When to Plant Onion Sets?. Onions can be grown from seed, seedling transplants or sets. During the first year, when grown from seed or transplanted seedlings, onion plants concentrate on foliate top growth and developing a bulb. An onion set is a small bulb that has been harvested from a seed plant or transplanted seedling the first year, before it...

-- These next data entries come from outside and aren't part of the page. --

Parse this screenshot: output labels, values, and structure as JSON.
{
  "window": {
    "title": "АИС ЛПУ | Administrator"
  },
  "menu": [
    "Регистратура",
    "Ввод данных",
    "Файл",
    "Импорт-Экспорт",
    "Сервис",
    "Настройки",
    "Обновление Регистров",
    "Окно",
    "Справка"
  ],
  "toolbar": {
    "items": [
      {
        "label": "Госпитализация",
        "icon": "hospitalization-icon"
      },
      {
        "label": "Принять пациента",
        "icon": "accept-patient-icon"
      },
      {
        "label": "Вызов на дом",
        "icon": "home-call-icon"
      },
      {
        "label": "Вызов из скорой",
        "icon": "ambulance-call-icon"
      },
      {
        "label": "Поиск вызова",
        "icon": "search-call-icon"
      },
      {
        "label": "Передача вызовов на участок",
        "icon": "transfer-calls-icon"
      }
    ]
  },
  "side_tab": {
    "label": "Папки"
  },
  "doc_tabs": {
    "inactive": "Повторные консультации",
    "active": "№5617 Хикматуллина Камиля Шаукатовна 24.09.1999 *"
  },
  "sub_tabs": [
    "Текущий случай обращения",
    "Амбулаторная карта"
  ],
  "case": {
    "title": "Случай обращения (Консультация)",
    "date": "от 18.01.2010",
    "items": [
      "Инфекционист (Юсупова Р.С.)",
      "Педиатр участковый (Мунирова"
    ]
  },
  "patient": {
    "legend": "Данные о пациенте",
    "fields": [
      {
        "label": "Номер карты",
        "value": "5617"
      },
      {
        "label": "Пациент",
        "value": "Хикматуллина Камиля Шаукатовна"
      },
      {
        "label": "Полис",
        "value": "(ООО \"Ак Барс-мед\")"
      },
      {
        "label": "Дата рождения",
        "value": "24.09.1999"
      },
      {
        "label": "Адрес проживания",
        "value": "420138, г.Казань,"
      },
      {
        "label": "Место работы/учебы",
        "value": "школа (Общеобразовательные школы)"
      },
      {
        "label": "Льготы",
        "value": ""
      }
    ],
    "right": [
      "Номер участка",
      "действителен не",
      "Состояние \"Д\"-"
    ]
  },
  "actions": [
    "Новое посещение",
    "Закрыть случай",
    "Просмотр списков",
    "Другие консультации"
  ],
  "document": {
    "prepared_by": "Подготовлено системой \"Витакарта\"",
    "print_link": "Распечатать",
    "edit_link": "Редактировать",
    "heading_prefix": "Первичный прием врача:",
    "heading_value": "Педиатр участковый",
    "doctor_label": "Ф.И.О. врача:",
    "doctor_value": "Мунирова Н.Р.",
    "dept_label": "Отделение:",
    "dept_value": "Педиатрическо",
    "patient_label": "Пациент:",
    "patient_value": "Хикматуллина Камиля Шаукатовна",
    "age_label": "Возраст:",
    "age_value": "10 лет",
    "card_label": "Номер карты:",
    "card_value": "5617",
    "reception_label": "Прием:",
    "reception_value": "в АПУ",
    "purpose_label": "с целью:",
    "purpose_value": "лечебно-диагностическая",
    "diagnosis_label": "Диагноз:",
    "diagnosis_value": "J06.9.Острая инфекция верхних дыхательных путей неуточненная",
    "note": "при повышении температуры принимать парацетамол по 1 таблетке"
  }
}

Onions can be grown from seed, seedling transplants or sets. During the first year, when grown from seed or transplanted seedlings, onion plants concentrate on foliate top growth and developing a bulb. An onion set is a small bulb that has been harvested from a seed plant or transplanted seedling the first year, before it reaches maturity. Onion sets are stored in a dormant state over the winter to be planted the following spring.
Earliest Garden
Plant onion sets in early spring as soon as the soil thaws and dries out enough to be worked. Onions tolerate light frost. Plant onion sets in cool soil when the soil temperature reaches 48 degrees Fahrenheit. In the U.S., late February or early March is the time to plant onion sets in the Deep South, March in the mid-zones, and about mid-April in northern zones.
Raised Beds
The soil in raised beds warms up and dries out earlier than ground soil. You can plant onion sets earlier if you are growing them in a raised bed, but keep protective mulch handy in case of a dip in temperatures. Onions have shallow roots, so keep the raised bed moist. To raise early salad onions from sets, plant early sets 4 to 6 inches deep. The planting depth determines the length of the white part of the sprout.
Selecting Sets
Onion sets are dormant, so you can purchase them as soon as they are available in your garden center and keep them until your garden is ready. When purchasing onion sets, look for firm, solid bulbs. Prepackaged bulbs will probably contain a variety of bulb sizes. If you buy sets from a bulk bin, you can select the size you want. Look for marble-sized bulbs that have not begun to sprout. Large onion sets typically split into two halves and send up flower stalks early instead of developing larger bulbs.
Photoperiodic
Onion plants are photoperiodic, or sensitive to day length. Onion varieties are sometimes categorized as long-day or short-day. Long-day onion varieties have active top growth until the day length reaches about 14 to 16 hours, and then the plants are triggered to develop bulbs. Short-day onion varieties have a day length trigger point of about 10 to 12 hours. Remember that each layer of onion in the mature bulb is the base of one leaf of top growth. The earlier you plant onion sets, the more leaves will grow, so larger bulbs will develop by harvest time.